But while they have languished in the shadows, the likes of Vera Sokolova (Russia) and Matej Toth (Slovakia) have taken major strides to an illustrious CV.

Men’s 50k

The long race will literally heat up in the second half.

Once the sun rises over the sea, the thermometer is expected to go north of 25 degrees, so that by around 35k those with eyes on gold will be battling the sun as well as each other.

Denis Nizhegorodov knows all about that moment when a walker hits empty and joins the world of the living dead.

The Russian was reduced to a painful crawl as he entered the Olympic stadium in Athens seven years ago – but still managed silver.

He fared much better en route to first, and the current world record at the IAAF World Cup on home turf in Cheboksary in 2008. There was no one to touch him either at the last European Cup in Metz two years ago – both were warm days – but Nizhegorodov was in better form back then.

If he is to be headed, the likely challenge comes from team-mates Denis Strelkov, Andrey Ruzavin, and Igor Yerokhin – all walkers with a top pedigree. What price the team trophy headed back east again?

If anyone in red falters, Poland’s Rafal Augustyn is coming off a sharp 1:20:57 20k at home last month that should stand him in good stead over the longer distance.

Italian Marco De Luca has top 10 background, and if Norwegian Trond Nymark is in the mood, he also has the necessary skills to repeat an excellent second at the World Championships in Berlin two years ago.

Portugal has entered a solid quartet – and one should never underestimate home advantage, especially when a last 20k in blistering conditions needs all the help it can get.

Men 20k
Toth
Slovakian Matej Toth is the man in form this season and
will go in as one of the top bets in the men's 20km walk.

This is set to be the most intriguing race of the day – and also the hardest fought.

Coming back from a long lunch and a 4.30pm start are dignitaries and spectators. Coming back from a spell on the sidelines is world record holder Vladimir Kanaykin, Sergey Morozov, who at 1:16:43 holds the fastest unofficial mark of all time, and former European champion Francisco Javier Fernandez.

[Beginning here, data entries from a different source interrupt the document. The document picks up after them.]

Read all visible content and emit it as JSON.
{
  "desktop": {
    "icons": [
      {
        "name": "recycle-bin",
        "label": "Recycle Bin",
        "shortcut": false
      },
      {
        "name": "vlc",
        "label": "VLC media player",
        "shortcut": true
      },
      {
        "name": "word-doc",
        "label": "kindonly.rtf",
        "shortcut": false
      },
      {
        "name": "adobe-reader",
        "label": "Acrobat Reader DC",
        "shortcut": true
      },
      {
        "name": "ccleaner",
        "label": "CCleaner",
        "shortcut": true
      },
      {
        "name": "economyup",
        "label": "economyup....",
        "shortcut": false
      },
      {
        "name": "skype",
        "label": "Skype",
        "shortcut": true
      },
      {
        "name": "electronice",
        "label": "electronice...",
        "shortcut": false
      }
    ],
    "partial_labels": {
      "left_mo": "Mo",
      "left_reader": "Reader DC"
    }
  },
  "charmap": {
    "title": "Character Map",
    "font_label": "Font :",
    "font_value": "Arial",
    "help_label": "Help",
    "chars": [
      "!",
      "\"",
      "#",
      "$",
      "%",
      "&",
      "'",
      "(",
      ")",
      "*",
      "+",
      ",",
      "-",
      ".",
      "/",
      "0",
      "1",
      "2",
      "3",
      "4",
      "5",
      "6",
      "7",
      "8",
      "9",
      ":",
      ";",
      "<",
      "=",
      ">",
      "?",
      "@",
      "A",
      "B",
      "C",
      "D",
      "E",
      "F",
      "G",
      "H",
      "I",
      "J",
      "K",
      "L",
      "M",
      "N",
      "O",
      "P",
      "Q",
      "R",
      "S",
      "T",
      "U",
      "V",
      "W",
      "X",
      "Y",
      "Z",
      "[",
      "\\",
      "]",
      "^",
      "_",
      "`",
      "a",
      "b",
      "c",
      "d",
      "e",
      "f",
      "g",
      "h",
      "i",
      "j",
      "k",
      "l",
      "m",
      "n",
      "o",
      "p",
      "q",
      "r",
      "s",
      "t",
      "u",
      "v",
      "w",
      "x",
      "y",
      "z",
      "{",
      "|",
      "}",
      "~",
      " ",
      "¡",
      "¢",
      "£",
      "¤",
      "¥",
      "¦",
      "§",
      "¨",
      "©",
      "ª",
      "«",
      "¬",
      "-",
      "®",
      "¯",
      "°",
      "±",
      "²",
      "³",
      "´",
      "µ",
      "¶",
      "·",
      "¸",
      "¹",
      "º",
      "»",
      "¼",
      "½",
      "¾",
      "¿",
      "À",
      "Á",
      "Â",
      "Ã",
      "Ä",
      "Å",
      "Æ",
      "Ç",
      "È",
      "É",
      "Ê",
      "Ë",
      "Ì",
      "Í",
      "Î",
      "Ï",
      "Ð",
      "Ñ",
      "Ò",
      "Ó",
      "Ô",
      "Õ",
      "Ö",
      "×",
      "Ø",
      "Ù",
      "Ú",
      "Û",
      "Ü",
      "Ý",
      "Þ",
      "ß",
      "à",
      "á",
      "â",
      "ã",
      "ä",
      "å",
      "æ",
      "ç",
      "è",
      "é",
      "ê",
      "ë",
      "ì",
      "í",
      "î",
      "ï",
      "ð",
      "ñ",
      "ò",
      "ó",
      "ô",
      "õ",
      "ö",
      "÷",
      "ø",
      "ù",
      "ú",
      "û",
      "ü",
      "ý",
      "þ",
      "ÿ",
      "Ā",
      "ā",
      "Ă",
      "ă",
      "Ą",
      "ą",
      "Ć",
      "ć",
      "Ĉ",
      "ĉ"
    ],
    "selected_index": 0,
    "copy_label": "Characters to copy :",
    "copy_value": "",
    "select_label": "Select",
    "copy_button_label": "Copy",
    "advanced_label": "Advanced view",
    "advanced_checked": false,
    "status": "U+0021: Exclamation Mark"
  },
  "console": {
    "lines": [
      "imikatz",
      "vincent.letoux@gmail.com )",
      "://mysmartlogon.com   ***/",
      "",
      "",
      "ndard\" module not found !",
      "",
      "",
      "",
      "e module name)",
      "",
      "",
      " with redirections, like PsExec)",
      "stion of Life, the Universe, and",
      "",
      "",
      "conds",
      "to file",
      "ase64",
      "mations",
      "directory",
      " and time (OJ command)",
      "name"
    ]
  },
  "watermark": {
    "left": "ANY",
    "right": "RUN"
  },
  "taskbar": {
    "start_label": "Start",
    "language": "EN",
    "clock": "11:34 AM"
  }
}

The walker with the 2011 best time is Kanaykin who shot around Sochi in the February Russian championships in 1:19:14 where he won. Not far behind was Morozov in second and 1:20:08. Fernandez is on the rankings second page with a lowly 1:22:17 by world standards – but the Spaniard knows all about heat, and has been training hard since his March race.

For all that, the man in form is the former student of journalism – Matej Toth from Slovakia – who came out of nowhere to win the IAAF World Cup 50k in Chihuahua last year – and will add to his own headlines with a win here.

Whereas most of the men’s senior fields in the two races have peaked at either 50k or 20k so far this year, Toth has done both – and in major competition races.

He walked a scintillating 3:39:46 PB in Dudince on home soil at the end of March, and 14 days later rattled off a very quick 1:20:16 up country from Olhaõ at Rio Maior in the IAAF Challenge.

The 28-year-old is clearly in the form of his life, and for this one – his fifth appearance in the European Cup – Toth has come down from two weeks at altitude. The Slovakian was a modest ninth two years ago in Metz – anything but a medal this time will surely be a disappointment.

Treading on the quartet’s heels should be Ireland’s Robbie Heffernan – always good for a top-six finish. In tandem should be defending champion Giorgio Rubino from Italy – but coming back from injury – and Germany’s Andre Hohne.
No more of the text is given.